13. What Is Actually Passed Into the Transformer

This is the key conceptual point:

one database row becomes one cross-asset feature row x_t in R^120
one prediction sample is a stack of 252 such rows
the attention module operates across the 252 timesteps, not across raw SQL rows directly

So the computational path is:

market_data_daily rows

-> aligned close/volume matrices

-> per-asset rolling features

-> one date-level row x_t in R^120

-> one window X_t in R^(252 x 120)

-> feature gate

-> projection to R^128

-> LSTM over 252 timesteps

-> self-attention over 252 timesteps

-> GRN blocks

-> final timestep representation

-> 3 regression outputs

14. Why the Window Size Matters

The model sees only the last 252 trading days for any single prediction. It does not directly attend beyond that horizon during one forward pass.

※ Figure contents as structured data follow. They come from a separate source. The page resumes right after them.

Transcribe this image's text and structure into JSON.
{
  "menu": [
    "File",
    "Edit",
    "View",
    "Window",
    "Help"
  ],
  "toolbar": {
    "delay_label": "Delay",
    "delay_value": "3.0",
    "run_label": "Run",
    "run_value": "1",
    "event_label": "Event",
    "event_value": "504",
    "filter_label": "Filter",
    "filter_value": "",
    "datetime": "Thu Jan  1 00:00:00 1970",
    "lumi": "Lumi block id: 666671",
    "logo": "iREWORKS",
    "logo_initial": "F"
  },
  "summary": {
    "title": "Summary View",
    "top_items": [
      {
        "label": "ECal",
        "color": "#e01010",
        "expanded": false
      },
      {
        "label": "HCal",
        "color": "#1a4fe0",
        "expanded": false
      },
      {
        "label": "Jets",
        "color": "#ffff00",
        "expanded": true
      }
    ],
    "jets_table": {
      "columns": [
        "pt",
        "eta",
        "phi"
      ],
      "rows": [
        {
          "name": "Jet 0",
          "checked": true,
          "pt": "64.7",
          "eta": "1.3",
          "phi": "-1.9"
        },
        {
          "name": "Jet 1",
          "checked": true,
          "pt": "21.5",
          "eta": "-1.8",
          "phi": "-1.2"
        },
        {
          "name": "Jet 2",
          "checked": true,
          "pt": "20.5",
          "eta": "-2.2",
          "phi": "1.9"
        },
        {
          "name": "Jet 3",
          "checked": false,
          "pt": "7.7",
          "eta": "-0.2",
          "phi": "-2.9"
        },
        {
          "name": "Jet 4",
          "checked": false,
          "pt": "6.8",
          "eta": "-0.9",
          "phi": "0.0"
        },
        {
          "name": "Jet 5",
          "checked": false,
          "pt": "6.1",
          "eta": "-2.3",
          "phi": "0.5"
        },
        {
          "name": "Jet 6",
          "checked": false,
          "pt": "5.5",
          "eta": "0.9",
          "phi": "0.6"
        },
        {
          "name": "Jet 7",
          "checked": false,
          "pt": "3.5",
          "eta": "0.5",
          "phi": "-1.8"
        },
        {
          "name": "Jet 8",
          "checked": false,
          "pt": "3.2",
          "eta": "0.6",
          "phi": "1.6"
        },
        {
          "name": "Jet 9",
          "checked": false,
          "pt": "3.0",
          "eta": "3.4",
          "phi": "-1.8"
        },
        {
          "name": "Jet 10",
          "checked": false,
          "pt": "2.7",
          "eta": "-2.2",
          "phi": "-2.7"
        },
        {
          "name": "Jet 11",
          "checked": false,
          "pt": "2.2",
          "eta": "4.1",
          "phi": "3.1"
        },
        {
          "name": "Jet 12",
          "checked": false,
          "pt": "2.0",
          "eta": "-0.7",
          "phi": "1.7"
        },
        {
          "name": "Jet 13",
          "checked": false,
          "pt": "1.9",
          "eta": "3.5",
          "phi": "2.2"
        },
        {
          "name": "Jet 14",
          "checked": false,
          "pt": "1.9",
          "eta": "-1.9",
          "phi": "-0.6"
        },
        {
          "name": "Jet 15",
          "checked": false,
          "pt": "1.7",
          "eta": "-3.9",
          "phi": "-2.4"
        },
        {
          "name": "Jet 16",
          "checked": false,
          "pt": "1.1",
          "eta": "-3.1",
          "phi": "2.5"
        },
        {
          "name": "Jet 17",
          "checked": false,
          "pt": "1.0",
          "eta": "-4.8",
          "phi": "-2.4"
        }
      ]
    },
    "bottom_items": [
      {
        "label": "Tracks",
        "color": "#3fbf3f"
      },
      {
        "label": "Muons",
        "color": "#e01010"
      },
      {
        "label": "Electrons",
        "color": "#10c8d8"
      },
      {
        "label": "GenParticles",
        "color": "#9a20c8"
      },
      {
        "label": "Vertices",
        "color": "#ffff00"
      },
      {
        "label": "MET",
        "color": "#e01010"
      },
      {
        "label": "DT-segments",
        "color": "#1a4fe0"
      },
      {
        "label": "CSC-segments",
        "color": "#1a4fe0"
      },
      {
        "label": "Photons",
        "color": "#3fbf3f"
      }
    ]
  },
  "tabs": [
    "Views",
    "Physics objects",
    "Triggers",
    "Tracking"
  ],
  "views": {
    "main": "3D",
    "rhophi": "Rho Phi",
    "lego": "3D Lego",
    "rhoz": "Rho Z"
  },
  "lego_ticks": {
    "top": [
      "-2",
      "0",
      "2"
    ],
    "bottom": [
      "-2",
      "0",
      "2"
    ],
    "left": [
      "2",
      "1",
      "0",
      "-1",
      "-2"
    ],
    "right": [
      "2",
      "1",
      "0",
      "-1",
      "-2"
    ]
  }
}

However, the model is still trained over many years of history because the dataset creates many overlapping windows:

X_(t1), X_(t2), X_(t3), ...

Each training sample has a one-year lookback, but the collection of samples spans the full history in the database.

15. Practical Interpretation

This architecture is best viewed as:

cross-sectional fusion across assets inside each row
temporal modeling across 252 days inside the sequence
multi-horizon regression at the output

The LSTM handles local sequential structure. The attention layers let the final representation compare distant days within the lookback window. The gating stages act as soft feature selection.

16. Reproducibility Queries

Example raw data query:

SELECT ticker, date, close, volume
FROM market_data_daily
WHERE ticker IN ('AAPL','SPY','QQQ','TLT','VXX')
  AND date = DATE '2026-04-23'
ORDER BY ticker;

Example latest 252-day window span:

WITH d AS (
  SELECT date, ROW_NUMBER() OVER (ORDER BY date DESC) AS rn
  FROM market_data_daily
  WHERE ticker = 'AAPL'
)
SELECT MIN(date) AS window_start,
       MAX(date) AS window_end,
       COUNT(*)  AS trading_days
FROM d
WHERE rn <= 252;

17. Important Note

As of 2026-04-23, the checked-in model/tft/model.py file has a formatting corruption near the top of the file. The formulation above is based on the readable model body plus the training, dataset, config, export, and inference paths, which are consistent about the intended architecture.